McDonnell also is eliminating a two-year waiting period for felons convicted of nonviolent crimes to have their civil rights restored. Previously, they also had to apply; cases will now be automatically considered without an application.
“It really is a personal thing,” McDonnell said at a news conference at a church near downtown Richmond. “I believe in an America of second chances.”
The Republican governor was joined on stage by civil rights advocates and legislators from both parties, including members of the Virginia Legislative Black Caucus, who have pressed for years to reform the state’s strict process for restoring felons’ rights.
“This is an important day,” NAACP national president Benjamin Todd Jealous told a room packed with members of progressive organizations that have lobbied on the issue. “This is what the nation yearns for.”
In Virginia, only the governor can restore felons’ rights. McDonnell already has streamlined the process and has restored the rights of more than 4,800 felons, more than any previous administration, but the Sentencing Project says about 350,000 Virginians who have completed their sentences remained disenfranchised in 2010. Thousands of those residents could become registered voters in time for the November election as a result of McDonnell’s new policy.
Violent felons will still have to wait five years and apply to regain their rights to vote, hold public office, and serve on a jury and as a notary public.
The announcement came a day after Attorney General Kenneth Cuccinelli released a report by an advisory committee he appointed in March to study restoration of rights. The panel concluded that the process could be improved by designating an executive branch agency to do all the legwork, working with religious and community groups to solicit and process applications for the governor’s consideration. Cuccinelli said he liked the idea of outside help but preferred to keep the program in the Secretary of the Commonwealth’s office.
Cuccinelli’s task force said the Virginia Constitution does not allow the governor to issue an executive order restoring all felons’ rights, and McDonnell’s new policy stops short of that by continuing to handle each case individually.
“I wanted to use the maximum authority I had,” McDonnell told reporters. “An executive order is probably beyond the scope of my authority.”
He said the new process will eliminate subjectivity.

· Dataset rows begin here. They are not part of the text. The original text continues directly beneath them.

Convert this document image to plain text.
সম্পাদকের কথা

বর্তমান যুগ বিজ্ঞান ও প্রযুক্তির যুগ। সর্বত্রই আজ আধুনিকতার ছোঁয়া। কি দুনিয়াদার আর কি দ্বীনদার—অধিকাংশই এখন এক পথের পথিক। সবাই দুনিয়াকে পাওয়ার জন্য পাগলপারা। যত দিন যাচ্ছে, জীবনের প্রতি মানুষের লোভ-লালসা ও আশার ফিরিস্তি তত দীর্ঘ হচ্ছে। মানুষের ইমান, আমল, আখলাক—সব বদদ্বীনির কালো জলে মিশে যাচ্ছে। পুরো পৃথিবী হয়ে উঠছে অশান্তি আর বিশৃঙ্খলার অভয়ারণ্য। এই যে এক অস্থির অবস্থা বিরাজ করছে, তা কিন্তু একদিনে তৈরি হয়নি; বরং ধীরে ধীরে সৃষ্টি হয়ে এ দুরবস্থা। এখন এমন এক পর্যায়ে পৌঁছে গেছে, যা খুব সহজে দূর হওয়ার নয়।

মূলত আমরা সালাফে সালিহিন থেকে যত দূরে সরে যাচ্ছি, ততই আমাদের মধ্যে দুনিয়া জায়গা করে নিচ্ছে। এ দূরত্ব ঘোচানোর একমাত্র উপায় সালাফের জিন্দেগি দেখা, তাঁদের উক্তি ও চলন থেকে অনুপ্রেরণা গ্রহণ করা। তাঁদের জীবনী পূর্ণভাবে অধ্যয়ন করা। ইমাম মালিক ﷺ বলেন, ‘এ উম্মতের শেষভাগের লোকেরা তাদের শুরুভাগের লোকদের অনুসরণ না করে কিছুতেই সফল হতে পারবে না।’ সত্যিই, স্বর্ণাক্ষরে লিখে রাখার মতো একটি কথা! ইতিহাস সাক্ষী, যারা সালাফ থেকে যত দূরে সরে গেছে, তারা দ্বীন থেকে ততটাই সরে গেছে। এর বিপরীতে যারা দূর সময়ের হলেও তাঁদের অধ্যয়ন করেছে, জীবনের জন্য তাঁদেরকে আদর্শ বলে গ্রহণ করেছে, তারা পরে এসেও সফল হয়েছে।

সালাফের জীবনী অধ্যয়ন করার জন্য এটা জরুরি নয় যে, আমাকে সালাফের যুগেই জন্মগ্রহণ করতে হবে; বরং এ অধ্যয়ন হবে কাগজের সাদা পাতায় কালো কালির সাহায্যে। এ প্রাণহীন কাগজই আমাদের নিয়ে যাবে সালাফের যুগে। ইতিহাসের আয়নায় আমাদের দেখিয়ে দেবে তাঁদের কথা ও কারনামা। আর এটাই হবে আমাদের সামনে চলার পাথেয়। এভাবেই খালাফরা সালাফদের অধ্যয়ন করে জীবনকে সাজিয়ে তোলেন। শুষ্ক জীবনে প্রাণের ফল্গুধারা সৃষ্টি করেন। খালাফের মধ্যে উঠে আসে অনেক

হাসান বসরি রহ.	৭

“Your civil rights in this country should not be dependent on the whims of one person,” he said.
The change was welcome news for Darrell Gooden of Richmond, who was convicted of marijuana and cocaine possession in 2002. He said he applied to regain his rights in 2008, when Democrat Tim Kaine was governor, but was turned down because of a speeding ticket. He hasn’t reapplied, and now he won’t have to.
“I want my children to see that the American dream is not just a dream,” the 40-year-old father of three said.
Attempts to amend the constitution to allow the blanket automatic restoration of nonviolent felons’ rights have failed repeatedly, most recently in the 2013 General Assembly. The constitutional amendment, historically championed by Democrats, was backed by the Republican governor and attorney general this year but was rejected by the heavily GOP House of Delegates.
The ACLU of Virginia praised McDonnell for further expediting the rights restoration process.
“The governor will be giving voice to thousands of Virginians who have been denied participation in elections due to an antiquated and regressive voting law in the commonwealth,” ACLU of Virginia board president Jayne Barnard said in a news release.
Virginia New Majority, an advocacy group, said it would follow up McDonnell’s policy change – which is effective July 15 – with a voter registration drive.
“We’re going to celebrate today, but we have to get right back to work tomorrow,” said Jon Liss, the group’s executive director. “We’re making plans to ensure that people with nonviolent felony convictions will be registered in time for the November elections.”
Cuccinelli, the Republican candidate for governor, lauded McDonnell “for pushing his own reforms even further.”
“We needed to simplify the process for those who want to regain their civil rights so they can return to full participation in society,” he said.
Democratic gubernatorial candidate Terry McAuliffe called the change “an important step forward on an issue of justice for Virginians who have paid their debt to society.”
McDonnell said he expects the next governor to keep his new policy.